I use rotis instead of tortillas because, well, it's easier. You can make this vegetarian or non-veg.
2 garlic cloves, chopped
Chicken broth/veggie broth/water + salt
1 1/2 cups lentils
Taco Seasoning (to taste, middle ground is probably around 2 teaspoons.)
Cooking Oil (1-2 teaspoons)
- I've made this with chicken broth, veggie broth or even with water plus some salt. If you use broth, you don't really need to add salt. I most often do it with a crushed chicken bouillon cube. The lentils take a long time to cook, so as it boils down you add water so it doesn't burn.

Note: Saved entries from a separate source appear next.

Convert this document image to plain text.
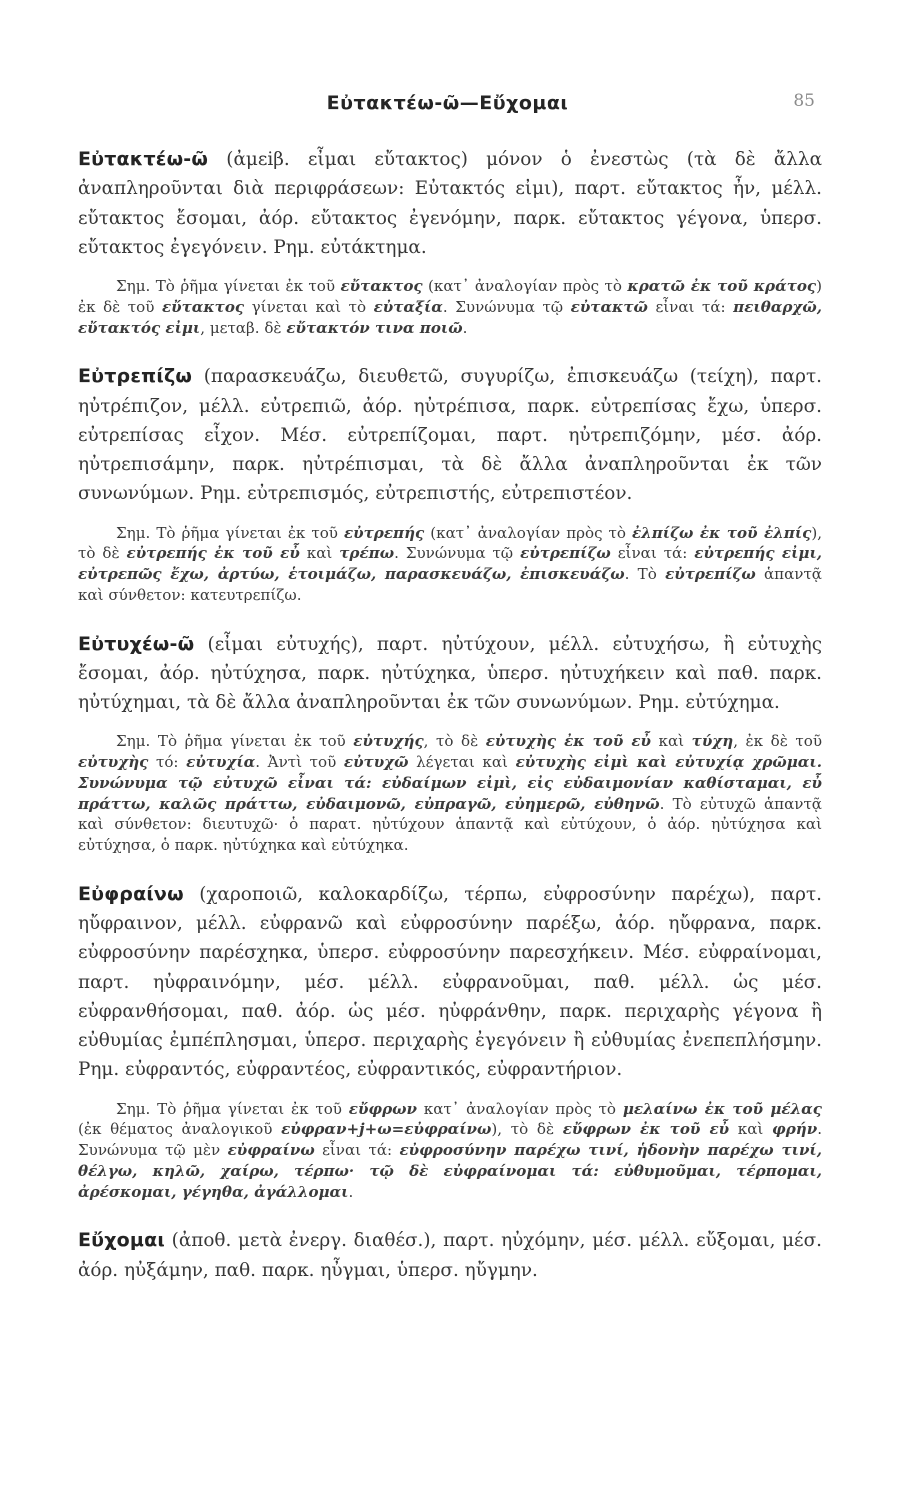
Εὐτακτέω-ῶ—Εὔχομαι	85

Εὐτακτέω-ῶ (ἀμεiβ. εἶμαι εὔτακτος) μόνον ὁ ἐνεστὼς (τὰ δὲ ἄλλα ἀναπληροῦνται διὰ περιφράσεων: Εὐτακτός εἰμι), παρτ. εὔτακτος ἦν, μέλλ. εὔτακτος ἔσομαι, ἀόρ. εὔτακτος ἐγενόμην, παρκ. εὔτακτος γέγονα, ὑπερσ. εὔτακτος ἐγεγόνειν. Ρημ. εὐτάκτημα.

Σημ. Τὸ ῥῆμα γίνεται ἐκ τοῦ εὔτακτος (κατ᾿ ἀναλογίαν πρὸς τὸ κρατῶ ἐκ τοῦ κράτος) ἐκ δὲ τοῦ εὔτακτος γίνεται καὶ τὸ εὐταξία. Συνώνυμα τῷ εὐτακτῶ εἶναι τά: πειθαρχῶ, εὔτακτός εἰμι, μεταβ. δὲ εὔτακτόν τινα ποιῶ.

Εὐτρεπίζω (παρασκευάζω, διευθετῶ, συγυρίζω, ἐπισκευάζω (τείχη), παρτ. ηὐτρέπιζον, μέλλ. εὐτρεπιῶ, ἀόρ. ηὐτρέπισα, παρκ. εὐτρεπίσας ἔχω, ὑπερσ. εὐτρεπίσας εἶχον. Μέσ. εὐτρεπίζομαι, παρτ. ηὐτρεπιζόμην, μέσ. ἀόρ. ηὐτρεπισάμην, παρκ. ηὐτρέπισμαι, τὰ δὲ ἄλλα ἀναπληροῦνται ἐκ τῶν συνωνύμων. Ρημ. εὐτρεπισμός, εὐτρεπιστής, εὐτρεπιστέον.

Σημ. Τὸ ῥῆμα γίνεται ἐκ τοῦ εὐτρεπής (κατ᾿ ἀναλογίαν πρὸς τὸ ἐλπίζω ἐκ τοῦ ἐλπίς), τὸ δὲ εὐτρεπής ἐκ τοῦ εὖ καὶ τρέπω. Συνώνυμα τῷ εὐτρεπίζω εἶναι τά: εὐτρεπής εἰμι, εὐτρεπῶς ἔχω, ἀρτύω, ἑτοιμάζω, παρασκευάζω, ἐπισκευάζω. Τὸ εὐτρεπίζω ἁπαντᾷ καὶ σύνθετον: κατευτρεπίζω.

Εὐτυχέω-ῶ (εἶμαι εὐτυχής), παρτ. ηὐτύχουν, μέλλ. εὐτυχήσω, ἢ εὐτυχὴς ἔσομαι, ἀόρ. ηὐτύχησα, παρκ. ηὐτύχηκα, ὑπερσ. ηὐτυχήκειν καὶ παθ. παρκ. ηὐτύχημαι, τὰ δὲ ἄλλα ἀναπληροῦνται ἐκ τῶν συνωνύμων. Ρημ. εὐτύχημα.

Σημ. Τὸ ῥῆμα γίνεται ἐκ τοῦ εὐτυχής, τὸ δὲ εὐτυχὴς ἐκ τοῦ εὖ καὶ τύχη, ἐκ δὲ τοῦ εὐτυχὴς τό: εὐτυχία. Ἀντὶ τοῦ εὐτυχῶ λέγεται καὶ εὐτυχὴς εἰμὶ καὶ εὐτυχίᾳ χρῶμαι. Συνώνυμα τῷ εὐτυχῶ εἶναι τά: εὐδαίμων εἰμὶ, εἰς εὐδαιμονίαν καθίσταμαι, εὖ πράττω, καλῶς πράττω, εὐδαιμονῶ, εὐπραγῶ, εὐημερῶ, εὐθηνῶ. Τὸ εὐτυχῶ ἁπαντᾷ καὶ σύνθετον: διευτυχῶ· ὁ παρατ. ηὐτύχουν ἁπαντᾷ καὶ εὐτύχουν, ὁ ἀόρ. ηὐτύχησα καὶ εὐτύχησα, ὁ παρκ. ηὐτύχηκα καὶ εὐτύχηκα.

Εὐφραίνω (χαροποιῶ, καλοκαρδίζω, τέρπω, εὐφροσύνην παρέχω), παρτ. ηὔφραινον, μέλλ. εὐφρανῶ καὶ εὐφροσύνην παρέξω, ἀόρ. ηὔφρανα, παρκ. εὐφροσύνην παρέσχηκα, ὑπερσ. εὐφροσύνην παρεσχήκειν. Μέσ. εὐφραίνομαι, παρτ. ηὐφραινόμην, μέσ. μέλλ. εὐφρανοῦμαι, παθ. μέλλ. ὡς μέσ. εὐφρανθήσομαι, παθ. ἀόρ. ὡς μέσ. ηὐφράνθην, παρκ. περιχαρὴς γέγονα ἢ εὐθυμίας ἐμπέπλησμαι, ὑπερσ. περιχαρὴς ἐγεγόνειν ἢ εὐθυμίας ἐνεπεπλήσμην. Ρημ. εὐφραντός, εὐφραντέος, εὐφραντικός, εὐφραντήριον.

Σημ. Τὸ ῥῆμα γίνεται ἐκ τοῦ εὔφρων κατ᾿ ἀναλογίαν πρὸς τὸ μελαίνω ἐκ τοῦ μέλας (ἐκ θέματος ἀναλογικοῦ εὐφραν+j+ω=εὐφραίνω), τὸ δὲ εὔφρων ἐκ τοῦ εὖ καὶ φρήν. Συνώνυμα τῷ μὲν εὐφραίνω εἶναι τά: εὐφροσύνην παρέχω τινί, ἡδονὴν παρέχω τινί, θέλγω, κηλῶ, χαίρω, τέρπω· τῷ δὲ εὐφραίνομαι τά: εὐθυμοῦμαι, τέρπομαι, ἀρέσκομαι, γέγηθα, ἀγάλλομαι.

Εὔχομαι (ἀποθ. μετὰ ἐνεργ. διαθέσ.), παρτ. ηὐχόμην, μέσ. μέλλ. εὔξομαι, μέσ. ἀόρ. ηὐξάμην, παθ. παρκ. ηὖγμαι, ὑπερσ. ηὔγμην.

- I use either olive oil or canola oil.
- Lentil wise I tend to use the yellow split ones that are a bit larger and harder. There are these smaller, softer ones that are perfect for the Indian dal that just falls apart: not so perfect for this recipe, it will make a taco mush. lol. I know. It's still edible, but you want the harder ones for the right texture.

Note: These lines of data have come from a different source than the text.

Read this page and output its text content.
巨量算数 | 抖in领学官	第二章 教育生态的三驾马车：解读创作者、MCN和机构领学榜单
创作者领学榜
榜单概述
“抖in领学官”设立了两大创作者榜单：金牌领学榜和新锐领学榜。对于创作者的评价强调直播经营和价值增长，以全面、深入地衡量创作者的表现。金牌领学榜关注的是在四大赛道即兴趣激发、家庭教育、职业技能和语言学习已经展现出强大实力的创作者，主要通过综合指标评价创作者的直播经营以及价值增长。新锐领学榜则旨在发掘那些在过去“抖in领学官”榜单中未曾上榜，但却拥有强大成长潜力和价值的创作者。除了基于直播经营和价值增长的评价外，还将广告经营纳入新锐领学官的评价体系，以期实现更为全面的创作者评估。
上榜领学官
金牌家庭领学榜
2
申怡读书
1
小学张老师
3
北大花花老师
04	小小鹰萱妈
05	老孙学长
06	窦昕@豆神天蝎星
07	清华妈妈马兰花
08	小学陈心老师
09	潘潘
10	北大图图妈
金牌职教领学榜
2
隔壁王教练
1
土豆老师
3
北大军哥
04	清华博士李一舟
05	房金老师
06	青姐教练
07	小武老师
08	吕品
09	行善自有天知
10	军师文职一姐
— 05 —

- I make my own taco seasoning now because the packets are imported here and are comparatively pricey. But if I had them I'd probably just add a half to full packet.
1. Heat oil in a karahi or skillet. Add chopped onions and garlic and cook a few minutes until tender.

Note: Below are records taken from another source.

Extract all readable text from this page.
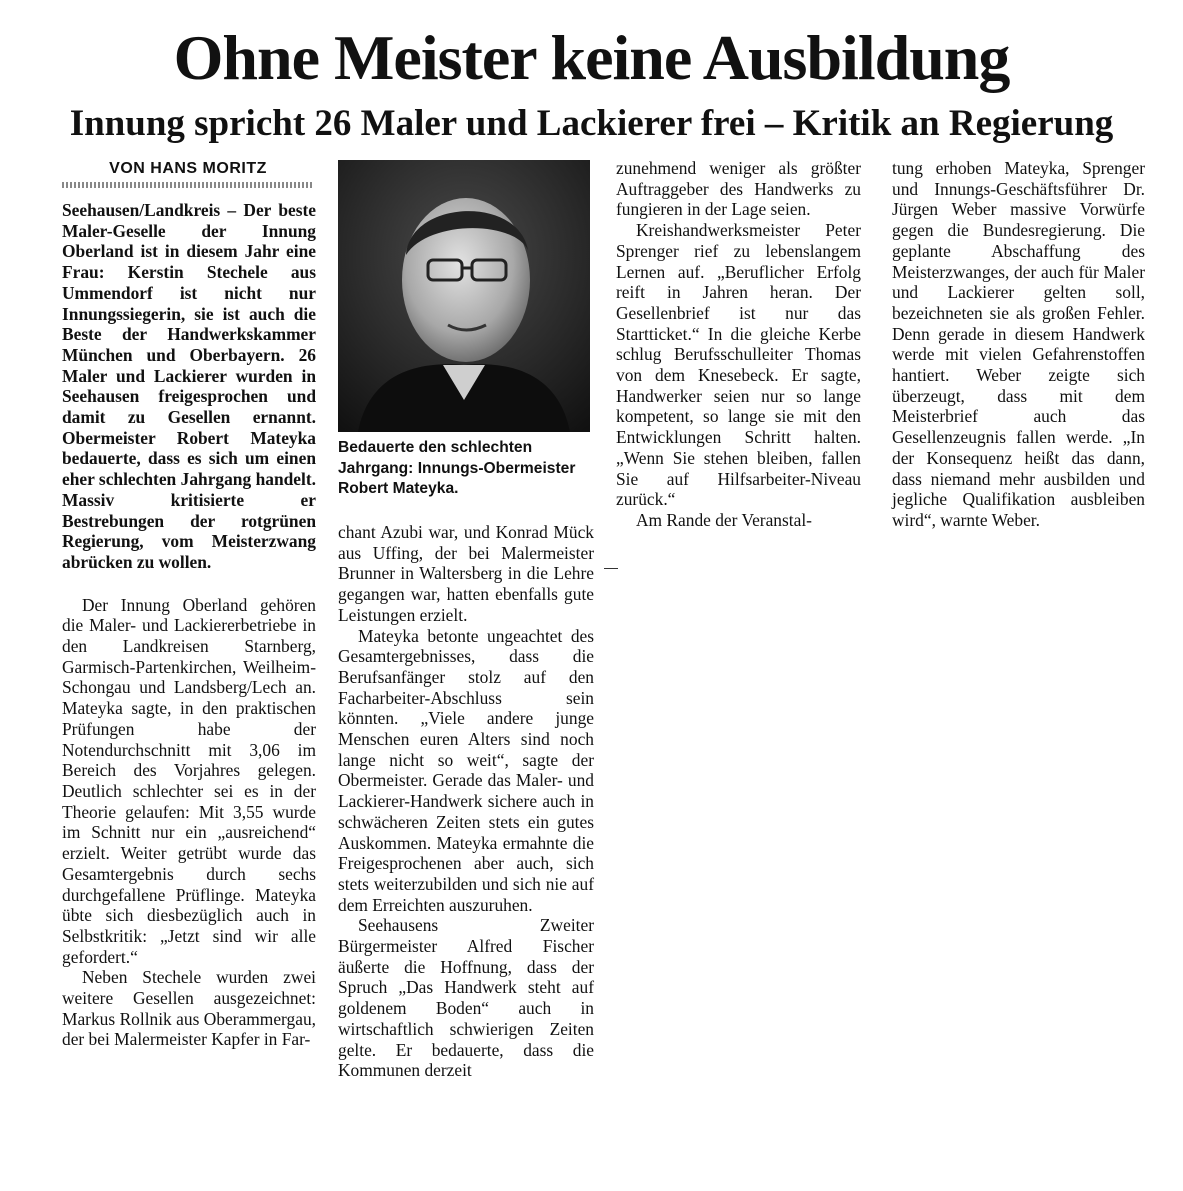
Ohne Meister keine Ausbildung
Innung spricht 26 Maler und Lackierer frei – Kritik an Regierung
VON HANS MORITZ

Seehausen/Landkreis – Der beste Maler-Geselle der Innung Oberland ist in diesem Jahr eine Frau: Kerstin Stechele aus Ummendorf ist nicht nur Innungssiegerin, sie ist auch die Beste der Handwerkskammer München und Oberbayern. 26 Maler und Lackierer wurden in Seehausen freigesprochen und damit zu Gesellen ernannt. Obermeister Robert Mateyka bedauerte, dass es sich um einen eher schlechten Jahrgang handelt. Massiv kritisierte er Bestrebungen der rotgrünen Regierung, vom Meisterzwang abrücken zu wollen.

Der Innung Oberland gehören die Maler- und Lackiererbetriebe in den Landkreisen Starnberg, Garmisch-Partenkirchen, Weilheim-Schongau und Landsberg/Lech an. Mateyka sagte, in den praktischen Prüfungen habe der Notendurchschnitt mit 3,06 im Bereich des Vorjahres gelegen. Deutlich schlechter sei es in der Theorie gelaufen: Mit 3,55 wurde im Schnitt nur ein „ausreichend“ erzielt. Weiter getrübt wurde das Gesamtergebnis durch sechs durchgefallene Prüflinge. Mateyka übte sich diesbezüglich auch in Selbstkritik: „Jetzt sind wir alle gefordert.“

Neben Stechele wurden zwei weitere Gesellen ausgezeichnet: Markus Rollnik aus Oberammergau, der bei Malermeister Kapfer in Far-

Bedauerte den schlechten Jahrgang: Innungs-Obermeister Robert Mateyka.

chant Azubi war, und Konrad Mück aus Uffing, der bei Malermeister Brunner in Waltersberg in die Lehre gegangen war, hatten ebenfalls gute Leistungen erzielt.

Mateyka betonte ungeachtet des Gesamtergebnisses, dass die Berufsanfänger stolz auf den Facharbeiter-Abschluss sein könnten. „Viele andere junge Menschen euren Alters sind noch lange nicht so weit“, sagte der Obermeister. Gerade das Maler- und Lackierer-Handwerk sichere auch in schwächeren Zeiten stets ein gutes Auskommen. Mateyka ermahnte die Freigesprochenen aber auch, sich stets weiterzubilden und sich nie auf dem Erreichten auszuruhen.

Seehausens Zweiter Bürgermeister Alfred Fischer äußerte die Hoffnung, dass der Spruch „Das Handwerk steht auf goldenem Boden“ auch in wirtschaftlich schwierigen Zeiten gelte. Er bedauerte, dass die Kommunen derzeit

zunehmend weniger als größter Auftraggeber des Handwerks zu fungieren in der Lage seien.

Kreishandwerksmeister Peter Sprenger rief zu lebenslangem Lernen auf. „Beruflicher Erfolg reift in Jahren heran. Der Gesellenbrief ist nur das Startticket.“ In die gleiche Kerbe schlug Berufsschulleiter Thomas von dem Knesebeck. Er sagte, Handwerker seien nur so lange kompetent, so lange sie mit den Entwicklungen Schritt halten. „Wenn Sie stehen bleiben, fallen Sie auf Hilfsarbeiter-Niveau zurück.“

Am Rande der Veranstal-

tung erhoben Mateyka, Sprenger und Innungs-Geschäftsführer Dr. Jürgen Weber massive Vorwürfe gegen die Bundesregierung. Die geplante Abschaffung des Meisterzwanges, der auch für Maler und Lackierer gelten soll, bezeichneten sie als großen Fehler. Denn gerade in diesem Handwerk werde mit vielen Gefahrenstoffen hantiert. Weber zeigte sich überzeugt, dass mit dem Meisterbrief auch das Gesellenzeugnis fallen werde. „In der Konsequenz heißt das dann, dass niemand mehr ausbilden und jegliche Qualifikation ausbleiben wird“, warnte Weber.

2. Add lentils, seasoning, and broth/water.
3. Leave to cook until lentils are tender. This varies greatly and can take from 20 minutes to an hour. Keep checking and add water if getting low.
4. Once tender make sure the liquid boils down to the right consistency for taco "meat."
5. Serve in tortillas/taco shells/ or other flat bread like rotis. Add veggies and possibly cheese. Lettuce is pricey here so I generally do chopped bell pepper/capsicum with shredded cheese and possibly corn.
Additional Tips: You can mix this with taco meat to make it go farther, or salsa if you want to go veg. It's also good in stuffed bell peppers!